Читать «Нелинейная фантастика» онлайн - страница 19

Георгий Иосифович Гуревич

Верно, масса росла, вещи становились массивнее, перемещались медленнее. Медленнее двигались руки и ноги, ложки и приборы, мышцы глаза и ионы в нервах, медленнее собирались зрительные впечатления, медленнее поступали отчеты в мозг и приказы из мозга, медленнее перемещалась кровь в жилах и молекулы в клетках.

Время как бы замедлилось. И все шло бы хорошо, если бы не проявились какие-то добавочные, не учтенные ранее процессы, по-разному влиявшие на приборы и на людей.

Амперметры противоречили вольтметрам. Одни реле срабатывали раньше, другие позже.

Указатели начали привирать, показывать не то, что следует. Автоматы разладились, стали делать не то, что нужно.

К счастью, в их ошибках была своя закономерность. Приборы-то переключили, но как быть с людьми? Люди оказались самыми чувствительными реле. Немели пальцы, стыли руки и ноги, вялые и бледные, озябшие астронавты стучали зубами, кутались в одеяла, топтались у отопления, никак не могли согреться.

Химик Вагранян был лучшим гимнастом в экипаже. Солнце он крутил на турнике так, что с ним на Земле сравнялись бы немногие. Но тут он обжег руку, две недели не подходил к снарядам. Наконец выздоровел, прибежал в спортивный зал, прыгнул с разбегу на турник… и упал с криком. У него порвались на руках мускулы, не выдержали тяжести тела.

Мускулы лопались у немногих, у всех рвались стенки сосудов под напором отяжелевшей крови. Рвались сосуды, синяки появлялись под кожей от самых легких ударов и без всяких ударов. Кровоизлияния в мускулы, в легкие, в сердце, в мозг. Три тяжелых инфаркта, два паралича. И гипертония у всех до единого, вплоть до самых здоровых.

Потом стали ломаться молекулы — в первую очередь белковые, самые длинные, тонкие и непрочные. Список болезней рос. Диагностическая машина работала с полной нагрузкой. Отмечалось нарушение обмена веществ в почках, желудке, печени…

Усталые, подавленные люди, пересиливая себя, продолжали работу. Ходили унылые, угнетенные, с трудом передвигали ноги. Пересиливая головную боль, считали, проверяя подсчеты машин. Ведь машинам, тоже нельзя было доверять.

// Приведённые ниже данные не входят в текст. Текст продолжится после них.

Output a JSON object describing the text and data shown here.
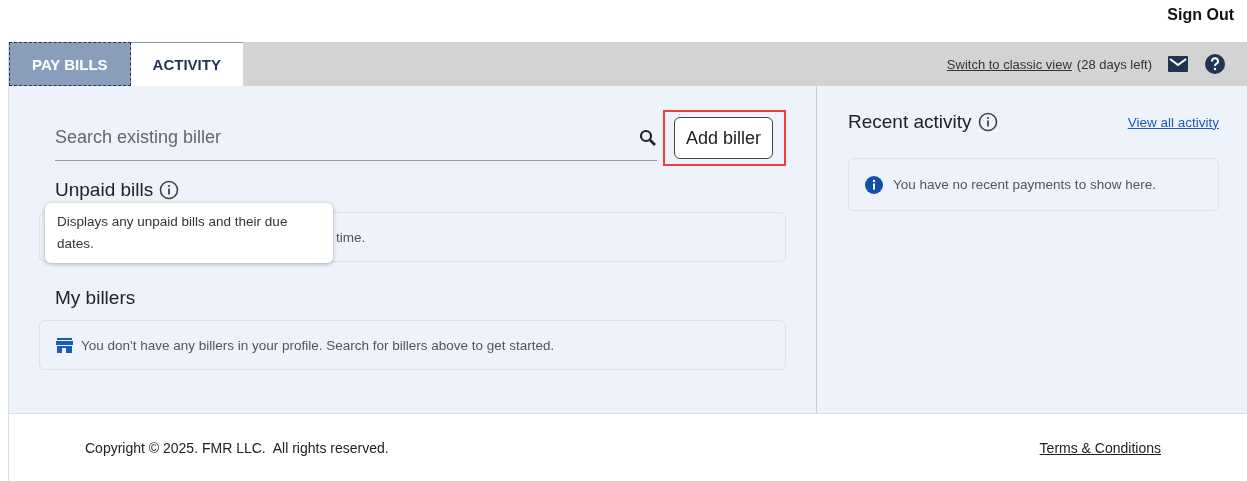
{
  "header": {
    "sign_out": "Sign Out"
  },
  "tabs": [
    {
      "label": "PAY BILLS",
      "selected": true
    },
    {
      "label": "ACTIVITY",
      "selected": false
    }
  ],
  "toolbar": {
    "classic_link": "Switch to classic view",
    "days_left": "(28 days left)"
  },
  "search": {
    "placeholder": "Search existing biller"
  },
  "add_biller": {
    "label": "Add biller",
    "highlighted": true
  },
  "unpaid": {
    "title": "Unpaid bills",
    "tooltip": "Displays any unpaid bills and their due dates.",
    "message": "time."
  },
  "billers": {
    "title": "My billers",
    "message": "You don't have any billers in your profile. Search for billers above to get started."
  },
  "recent": {
    "title": "Recent activity",
    "link": "View all activity",
    "message": "You have no recent payments to show here."
  },
  "footer": {
    "copyright": "Copyright © 2025. FMR LLC.  All rights reserved.",
    "terms": "Terms & Conditions"
  }
}
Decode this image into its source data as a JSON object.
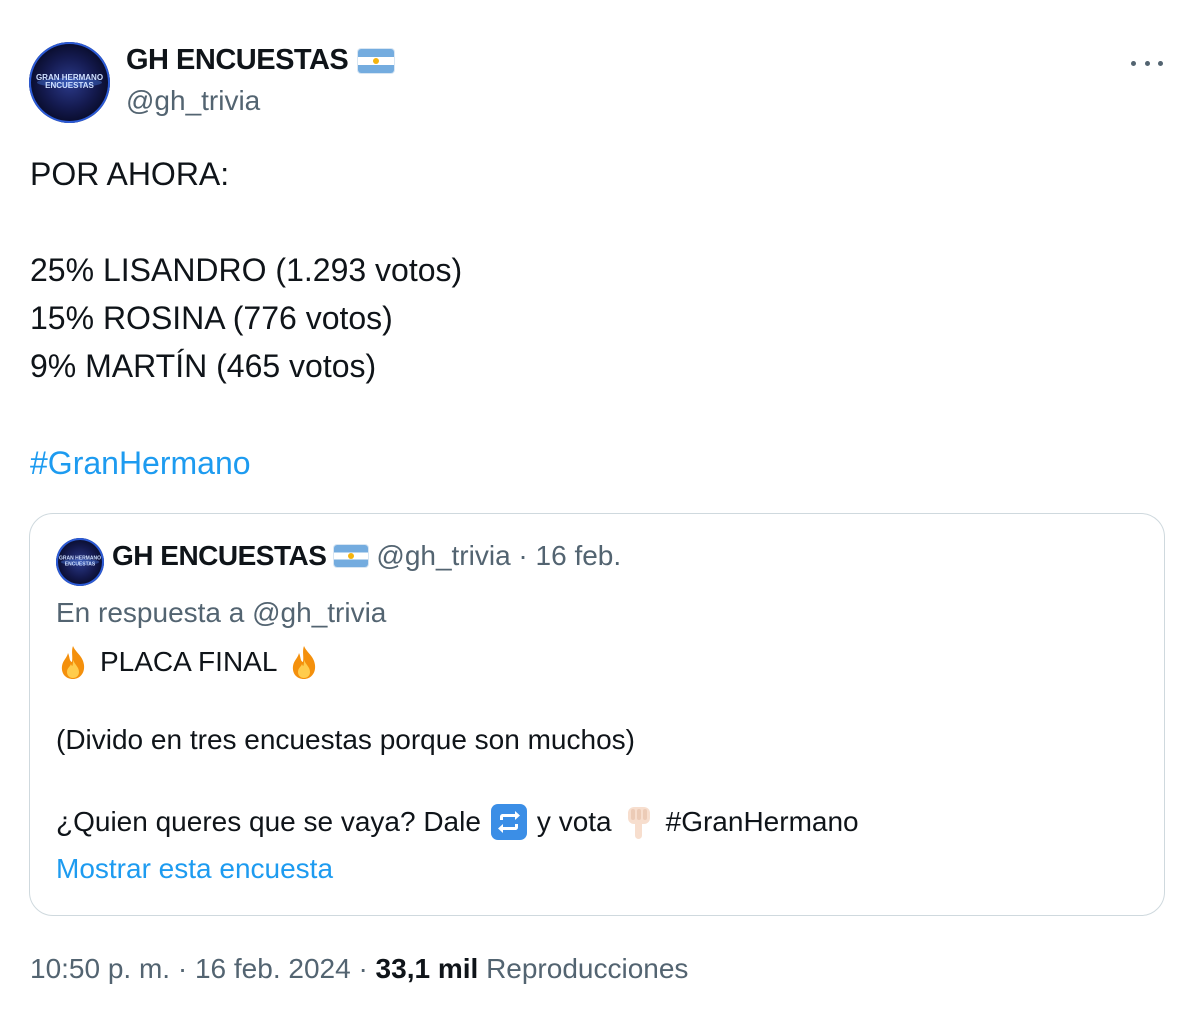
{
  "author": {
    "display_name": "GH ENCUESTAS",
    "handle": "@gh_trivia",
    "avatar_text_line1": "GRAN HERMANO",
    "avatar_text_line2": "ENCUESTAS"
  },
  "tweet": {
    "lines": [
      "POR AHORA:",
      "25% LISANDRO (1.293 votos)",
      "15% ROSINA (776 votos)",
      "9% MARTÍN (465 votos)"
    ],
    "hashtag": "#GranHermano"
  },
  "quoted": {
    "display_name": "GH ENCUESTAS",
    "handle_date": "@gh_trivia · 16 feb.",
    "reply_to": "En respuesta a @gh_trivia",
    "title": "PLACA FINAL",
    "note": "(Divido en tres encuestas porque son muchos)",
    "question_pre": "¿Quien queres que se vaya? Dale",
    "question_mid": "y vota",
    "question_hashtag": "#GranHermano",
    "show_poll": "Mostrar esta encuesta"
  },
  "footer": {
    "time_date": "10:50 p. m. · 16 feb. 2024 ·",
    "views_count": "33,1 mil",
    "views_label": "Reproducciones"
  },
  "colors": {
    "link": "#1d9bf0",
    "secondary_text": "#536471",
    "primary_text": "#0f1419",
    "border": "#cfd9de"
  },
  "icons": {
    "more": "more-horizontal-icon",
    "flag": "argentina-flag-icon",
    "fire": "fire-icon",
    "repeat": "repeat-icon",
    "point": "backhand-index-pointing-down-icon"
  }
}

Однажды, ложась спать, Шорин увидел в каюте Цяня. Покойный Цянь грузно сидел в кресле, щуря хитроватые глаза. Он сказал: «В космосе нужны здоровяки, без хронического насморка». Он сказал: «В Солнечной системе хватает дела, незачем мчаться невесть куда». Сказал: «Ты идешь по легкому пути, знания надо добывать трудом, а не списыванием у звездных соседей». И: «Нет ничего дороже жизни, людей надо беречь, сначала обезопасить, потом рисковать». Все, что говорили противники, повторил Цянь.

— Я своей жизнью рискую тоже, — возразил Шорин.

Цянь улыбнулся невесело.

«Я знаю, ты надеешься на функцию. Но разве все люди на свете успевают выполнить функцию? Вспомни друзей-испытателей, вспомни юношу, сына Аренаса. Он выполнил функцию?»

— Уйди! — сказал Шорин. — Ты галлюцинация. Я в тебя не верю.

Скорость нарастала медленно, на ничтожные доли процента в сутки, и беда подкрадывалась неприметно. Слабели, слабели, болели, лечились, как-то привыкли уже ко всеобщей немощи, как старики привыкают к старости. Отлеживались, набирали сил, продолжали работу. И вдруг умер Горянов. Самый крупный и здоровый, он меньше всех привык болеть, его сердце не выдержало. Заменить сердце не удалось, не всегда получалась такая операция.